I think he's doing a basic example of what Karpathy means... An early version of what is to come.
be sure to check out Frdel/agent-zero it's like a less polished, more recursive version using agents that call agents and respond to their creator, even able to troubleshoot itself - to a point
Thank you.
Interesting!
Please explain the ‘Cons’ also 😊
This I wanted to keep more like a how-to guide
No offense but this is presentation is not even close to be an OS. It's just like RAG or adding some tools in your app, so that llm can invoke a particular tool based on user's input, like when to hit a search api.
If this app do task like
"I have deleted my financial report of july, can you recover it from recycle bin?"
or
"can you install xyz game, the file is in the download folder?"
then we could have something different here.
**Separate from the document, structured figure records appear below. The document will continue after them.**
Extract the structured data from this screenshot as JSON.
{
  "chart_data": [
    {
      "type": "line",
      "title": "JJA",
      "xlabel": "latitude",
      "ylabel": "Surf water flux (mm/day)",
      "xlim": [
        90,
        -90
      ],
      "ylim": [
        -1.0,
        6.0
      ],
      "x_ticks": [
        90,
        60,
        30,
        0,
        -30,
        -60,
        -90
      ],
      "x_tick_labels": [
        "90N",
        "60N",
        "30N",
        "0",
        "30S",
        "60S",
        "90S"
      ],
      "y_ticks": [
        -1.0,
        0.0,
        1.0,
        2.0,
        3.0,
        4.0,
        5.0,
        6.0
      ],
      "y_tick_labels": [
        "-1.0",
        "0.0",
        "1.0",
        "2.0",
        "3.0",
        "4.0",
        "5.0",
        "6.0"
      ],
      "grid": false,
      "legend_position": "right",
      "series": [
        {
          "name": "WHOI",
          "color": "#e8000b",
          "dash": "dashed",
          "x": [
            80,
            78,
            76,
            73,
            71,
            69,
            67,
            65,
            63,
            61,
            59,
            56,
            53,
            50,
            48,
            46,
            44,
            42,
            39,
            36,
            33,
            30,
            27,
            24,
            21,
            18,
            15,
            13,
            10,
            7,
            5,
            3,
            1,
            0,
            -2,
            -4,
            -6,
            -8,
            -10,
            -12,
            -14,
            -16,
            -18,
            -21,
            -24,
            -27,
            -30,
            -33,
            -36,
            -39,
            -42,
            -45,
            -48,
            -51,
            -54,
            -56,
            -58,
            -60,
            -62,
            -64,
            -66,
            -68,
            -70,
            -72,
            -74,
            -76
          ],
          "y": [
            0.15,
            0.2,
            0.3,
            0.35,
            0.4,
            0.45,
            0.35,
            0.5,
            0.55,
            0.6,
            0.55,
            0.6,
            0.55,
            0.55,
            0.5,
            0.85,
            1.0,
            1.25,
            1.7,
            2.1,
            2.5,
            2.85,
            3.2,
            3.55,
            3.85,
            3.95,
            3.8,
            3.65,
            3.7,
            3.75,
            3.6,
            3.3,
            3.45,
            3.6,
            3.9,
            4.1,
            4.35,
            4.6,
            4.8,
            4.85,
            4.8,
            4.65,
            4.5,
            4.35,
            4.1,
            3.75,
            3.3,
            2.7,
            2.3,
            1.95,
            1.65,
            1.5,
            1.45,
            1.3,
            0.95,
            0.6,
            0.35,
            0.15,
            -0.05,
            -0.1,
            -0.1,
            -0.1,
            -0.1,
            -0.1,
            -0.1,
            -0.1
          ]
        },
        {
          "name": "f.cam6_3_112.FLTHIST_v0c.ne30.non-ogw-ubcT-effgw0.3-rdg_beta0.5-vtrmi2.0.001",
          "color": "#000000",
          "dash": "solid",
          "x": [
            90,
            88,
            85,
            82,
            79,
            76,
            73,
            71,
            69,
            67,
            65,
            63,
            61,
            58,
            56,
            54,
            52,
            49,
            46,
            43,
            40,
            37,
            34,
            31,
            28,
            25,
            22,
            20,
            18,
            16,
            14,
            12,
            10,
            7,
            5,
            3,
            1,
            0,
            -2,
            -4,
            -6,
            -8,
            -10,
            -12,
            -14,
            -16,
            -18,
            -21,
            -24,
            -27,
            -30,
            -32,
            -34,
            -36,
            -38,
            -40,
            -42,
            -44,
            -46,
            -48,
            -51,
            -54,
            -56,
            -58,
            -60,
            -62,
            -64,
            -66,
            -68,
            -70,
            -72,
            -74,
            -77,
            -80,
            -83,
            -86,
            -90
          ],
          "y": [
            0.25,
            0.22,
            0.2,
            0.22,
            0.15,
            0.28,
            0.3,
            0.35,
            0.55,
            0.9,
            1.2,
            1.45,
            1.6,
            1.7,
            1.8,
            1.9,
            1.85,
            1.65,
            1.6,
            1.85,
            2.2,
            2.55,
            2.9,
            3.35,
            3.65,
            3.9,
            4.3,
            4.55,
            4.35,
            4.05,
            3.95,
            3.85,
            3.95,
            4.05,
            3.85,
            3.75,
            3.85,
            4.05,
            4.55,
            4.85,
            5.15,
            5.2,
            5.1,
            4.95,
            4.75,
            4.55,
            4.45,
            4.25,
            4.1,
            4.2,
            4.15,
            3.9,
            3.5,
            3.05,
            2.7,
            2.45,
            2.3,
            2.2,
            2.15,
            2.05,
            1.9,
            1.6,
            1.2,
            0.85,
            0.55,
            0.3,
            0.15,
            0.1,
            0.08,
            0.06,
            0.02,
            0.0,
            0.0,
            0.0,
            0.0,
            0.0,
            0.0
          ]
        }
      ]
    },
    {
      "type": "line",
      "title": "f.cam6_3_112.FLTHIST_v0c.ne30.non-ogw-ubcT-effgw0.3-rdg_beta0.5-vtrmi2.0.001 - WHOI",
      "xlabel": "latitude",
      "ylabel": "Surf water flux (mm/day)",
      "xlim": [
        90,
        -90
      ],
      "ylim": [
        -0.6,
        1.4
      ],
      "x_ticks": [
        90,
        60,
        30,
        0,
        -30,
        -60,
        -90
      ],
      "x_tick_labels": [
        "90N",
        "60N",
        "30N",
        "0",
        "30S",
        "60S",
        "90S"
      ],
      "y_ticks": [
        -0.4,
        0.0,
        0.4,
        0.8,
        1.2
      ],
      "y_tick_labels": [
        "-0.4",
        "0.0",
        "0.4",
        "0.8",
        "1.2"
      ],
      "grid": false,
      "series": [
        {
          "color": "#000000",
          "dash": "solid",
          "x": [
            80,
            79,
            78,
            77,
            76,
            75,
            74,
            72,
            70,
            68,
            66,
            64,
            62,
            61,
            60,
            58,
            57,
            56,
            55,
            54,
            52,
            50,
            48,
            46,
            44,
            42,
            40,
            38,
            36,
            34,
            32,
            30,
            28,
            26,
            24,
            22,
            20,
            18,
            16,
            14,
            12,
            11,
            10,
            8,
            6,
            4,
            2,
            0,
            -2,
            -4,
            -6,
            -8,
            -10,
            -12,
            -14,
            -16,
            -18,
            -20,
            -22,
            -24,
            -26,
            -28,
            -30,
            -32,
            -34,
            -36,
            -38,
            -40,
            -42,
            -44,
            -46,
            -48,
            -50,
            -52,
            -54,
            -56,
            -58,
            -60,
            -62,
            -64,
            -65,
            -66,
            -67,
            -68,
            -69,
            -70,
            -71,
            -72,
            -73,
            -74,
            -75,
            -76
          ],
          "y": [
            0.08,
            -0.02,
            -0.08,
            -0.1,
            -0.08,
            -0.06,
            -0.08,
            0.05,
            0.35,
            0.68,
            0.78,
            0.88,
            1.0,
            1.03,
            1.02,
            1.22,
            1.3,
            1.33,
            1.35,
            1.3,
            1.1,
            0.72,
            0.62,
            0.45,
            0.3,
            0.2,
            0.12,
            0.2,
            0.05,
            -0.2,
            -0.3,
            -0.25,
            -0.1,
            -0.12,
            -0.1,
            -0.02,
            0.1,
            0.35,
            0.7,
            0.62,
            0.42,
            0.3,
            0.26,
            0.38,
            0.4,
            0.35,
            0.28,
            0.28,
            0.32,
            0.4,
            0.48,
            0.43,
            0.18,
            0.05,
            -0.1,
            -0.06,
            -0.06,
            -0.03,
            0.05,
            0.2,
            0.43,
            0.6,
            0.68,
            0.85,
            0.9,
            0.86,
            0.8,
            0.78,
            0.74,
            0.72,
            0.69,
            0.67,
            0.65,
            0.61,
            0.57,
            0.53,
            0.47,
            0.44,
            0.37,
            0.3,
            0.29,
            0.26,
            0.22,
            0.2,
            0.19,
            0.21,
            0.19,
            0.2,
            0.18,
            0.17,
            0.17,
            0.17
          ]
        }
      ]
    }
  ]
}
Anyways your content is awesome and very helpful.
Cheers
Definitely no offense taken. I can completely understand that. I also had the initial view like that. That's why for many months I didn't make the video about this. But then I thought it's a good start. You never know so made the video
can not be done locally w ollama?
many local models aren't that good with function calling
Allows ollama intake of openai?
isn't Karpathy's LLM OS all kind of predictable - When did he first mention it?
I think he first envisioned it many, many years ago but very recently. Probably within a year
@@1littlecoder cool and thanks for reply. Would've thought he mentioned much earlier as have seen others moot similar in regard of LMMs going back over a year or 2
so basically its like jarvis from iron man
Do NOT burn your $$$ on OpenAI :) Serious.
Instead use open source llms 😏
Why?
Is this a ollama web ui alternative? That’s what my sleepy brain is gathering
those who said ollama... ollama need systemd which is part of the OS so... it's like which come first chicken or egg LOL 😂
More like OpenAI MLM OS 😂
yea this is crap. you would need a lot more than python to make a os worth using. this is nothing more than anythingllm from what i see.